Old    Brian Bedell (brian_b)      Join Date: Dec 2009       08-20-2010, 6:45 AM Reply   
I live in FL. Honestly, not really sure what you are talking about here. Anyone anywhere near Orlando is going to be in fresh water. Inboard towboats in salt water would be the minority in the state. If they are in salt, they are typcially on a lift so the trailer probably does not get used much. We don't trailer our boats very far here b/c water is everywhere. So maybe what you are witnessing is crappy trailers simply b/c the majority of us don't use them much, or go far distances.

If the boat is used in salt, and Otown boats are not used in salt, the steel trailer probably rusted out already and they purchased an after-market trailer, like myself...a galvanized 2x axle.

But I think it's just b/c we don't need fancy trailers like you guys in TX or out west towing to Meade or wherever the heck you guys go. I ride on the lake that Shapiro, Watson, and Tara Hamilton grew up on. It is fresh water, and less than a mile from the intercoastal waterway..which of course is salt. If I trailer, it is like a mile. This is common.
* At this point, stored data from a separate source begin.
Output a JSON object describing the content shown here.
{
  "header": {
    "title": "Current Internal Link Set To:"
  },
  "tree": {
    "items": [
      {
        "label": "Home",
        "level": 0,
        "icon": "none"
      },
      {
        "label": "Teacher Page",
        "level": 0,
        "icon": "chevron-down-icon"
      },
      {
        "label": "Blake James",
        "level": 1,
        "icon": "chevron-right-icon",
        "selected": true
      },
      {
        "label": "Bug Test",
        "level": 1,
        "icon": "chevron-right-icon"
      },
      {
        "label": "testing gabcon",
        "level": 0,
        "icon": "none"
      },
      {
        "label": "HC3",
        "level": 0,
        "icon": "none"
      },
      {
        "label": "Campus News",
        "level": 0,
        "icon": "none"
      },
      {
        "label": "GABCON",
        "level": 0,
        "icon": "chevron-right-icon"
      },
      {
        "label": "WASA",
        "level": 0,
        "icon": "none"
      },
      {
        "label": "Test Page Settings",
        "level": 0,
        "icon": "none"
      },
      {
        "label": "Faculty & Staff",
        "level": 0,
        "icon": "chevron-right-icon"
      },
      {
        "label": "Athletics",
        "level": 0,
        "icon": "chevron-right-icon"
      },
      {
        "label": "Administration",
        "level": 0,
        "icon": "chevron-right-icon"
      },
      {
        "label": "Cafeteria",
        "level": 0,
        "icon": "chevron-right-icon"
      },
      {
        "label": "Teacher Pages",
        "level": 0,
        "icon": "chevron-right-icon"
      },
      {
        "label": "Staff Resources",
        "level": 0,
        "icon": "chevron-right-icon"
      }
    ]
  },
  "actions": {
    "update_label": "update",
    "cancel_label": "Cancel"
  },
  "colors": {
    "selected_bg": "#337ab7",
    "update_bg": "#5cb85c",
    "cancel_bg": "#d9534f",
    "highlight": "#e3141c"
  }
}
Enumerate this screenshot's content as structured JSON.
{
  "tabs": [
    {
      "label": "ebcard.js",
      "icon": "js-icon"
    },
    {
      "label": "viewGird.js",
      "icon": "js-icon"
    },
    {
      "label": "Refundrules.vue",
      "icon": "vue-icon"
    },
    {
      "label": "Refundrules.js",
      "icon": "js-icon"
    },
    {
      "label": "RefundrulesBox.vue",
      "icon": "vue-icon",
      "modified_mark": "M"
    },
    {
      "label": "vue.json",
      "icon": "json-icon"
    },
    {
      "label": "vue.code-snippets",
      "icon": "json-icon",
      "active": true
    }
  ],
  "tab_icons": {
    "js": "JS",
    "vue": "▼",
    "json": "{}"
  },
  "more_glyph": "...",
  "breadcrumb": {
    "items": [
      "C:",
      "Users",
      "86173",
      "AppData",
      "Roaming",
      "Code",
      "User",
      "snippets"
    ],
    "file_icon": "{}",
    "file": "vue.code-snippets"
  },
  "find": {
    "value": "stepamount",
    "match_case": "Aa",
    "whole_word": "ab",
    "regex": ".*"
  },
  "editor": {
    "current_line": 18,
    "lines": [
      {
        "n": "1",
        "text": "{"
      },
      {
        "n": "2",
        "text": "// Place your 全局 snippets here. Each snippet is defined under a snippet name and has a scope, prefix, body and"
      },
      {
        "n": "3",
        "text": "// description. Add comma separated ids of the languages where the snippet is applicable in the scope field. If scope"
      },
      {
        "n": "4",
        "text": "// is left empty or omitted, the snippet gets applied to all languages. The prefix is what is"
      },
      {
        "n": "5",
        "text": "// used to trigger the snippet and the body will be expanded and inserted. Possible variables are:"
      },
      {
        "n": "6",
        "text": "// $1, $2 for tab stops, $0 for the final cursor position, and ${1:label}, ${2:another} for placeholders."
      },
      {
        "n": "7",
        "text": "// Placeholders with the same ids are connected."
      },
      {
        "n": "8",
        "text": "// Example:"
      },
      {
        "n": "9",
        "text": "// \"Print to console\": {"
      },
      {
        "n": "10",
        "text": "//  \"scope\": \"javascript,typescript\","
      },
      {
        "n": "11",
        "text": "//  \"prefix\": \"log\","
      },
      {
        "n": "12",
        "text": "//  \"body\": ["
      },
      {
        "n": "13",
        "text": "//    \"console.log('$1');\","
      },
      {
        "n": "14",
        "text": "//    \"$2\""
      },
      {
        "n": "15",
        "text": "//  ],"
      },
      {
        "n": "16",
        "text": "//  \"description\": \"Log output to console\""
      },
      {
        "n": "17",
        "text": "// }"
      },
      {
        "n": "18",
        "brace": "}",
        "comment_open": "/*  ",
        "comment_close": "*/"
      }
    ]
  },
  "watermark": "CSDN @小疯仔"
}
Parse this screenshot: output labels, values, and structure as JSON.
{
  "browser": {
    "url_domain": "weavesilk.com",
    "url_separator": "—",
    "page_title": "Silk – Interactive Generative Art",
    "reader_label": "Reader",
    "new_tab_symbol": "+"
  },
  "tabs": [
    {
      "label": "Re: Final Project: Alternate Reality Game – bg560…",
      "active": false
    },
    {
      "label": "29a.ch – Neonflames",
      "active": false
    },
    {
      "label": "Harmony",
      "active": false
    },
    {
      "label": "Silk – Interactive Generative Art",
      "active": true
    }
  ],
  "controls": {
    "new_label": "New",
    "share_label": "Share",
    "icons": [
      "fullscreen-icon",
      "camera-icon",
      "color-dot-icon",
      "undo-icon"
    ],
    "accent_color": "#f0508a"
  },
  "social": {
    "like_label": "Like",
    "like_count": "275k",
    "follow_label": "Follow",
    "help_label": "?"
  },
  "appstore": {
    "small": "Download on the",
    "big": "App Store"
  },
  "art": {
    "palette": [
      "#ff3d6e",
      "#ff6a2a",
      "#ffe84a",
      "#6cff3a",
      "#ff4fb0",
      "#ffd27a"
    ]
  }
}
Also, I think there are many more older boats here in FL than other places, hence more older trailers.
Old    Tim (srock)      Join Date: Mar 2002       08-20-2010, 11:06 AM Reply   
Brian, I used to live on Lake Ida and it was common to see people back their trailer into the water for a soak and pull out. Now that I live on the intracoastal, I do the same thing, a 3 mile run to the fresh water ramp at Ida then back to the house.

I cannot count the number of steel trailers I have seen on the side of the I95 with major broken parts. Also common all over the country are steel trailers over 10 to 15 years old that look like hell even though they have never seen salt.

Love my galvanized trailer. Like they say, beautiful is whats on the inside.
Old    Craig F (craig_f)      Join Date: Feb 2008       08-20-2010, 8:20 PM Reply   
Used to live in St. Petersburg, and there the trailer was generally looked at as a disposable item to get from your house 2 miles to the launch ramp. For most locals even towing it on the highway, much less any distance, was not much of a consideration. I still remember my dad selling a clapped-out Buick Roadmaster to a guy who had no intention of licensing it, he just needed the V8 to get his boat the 2 miles to the launch ramp.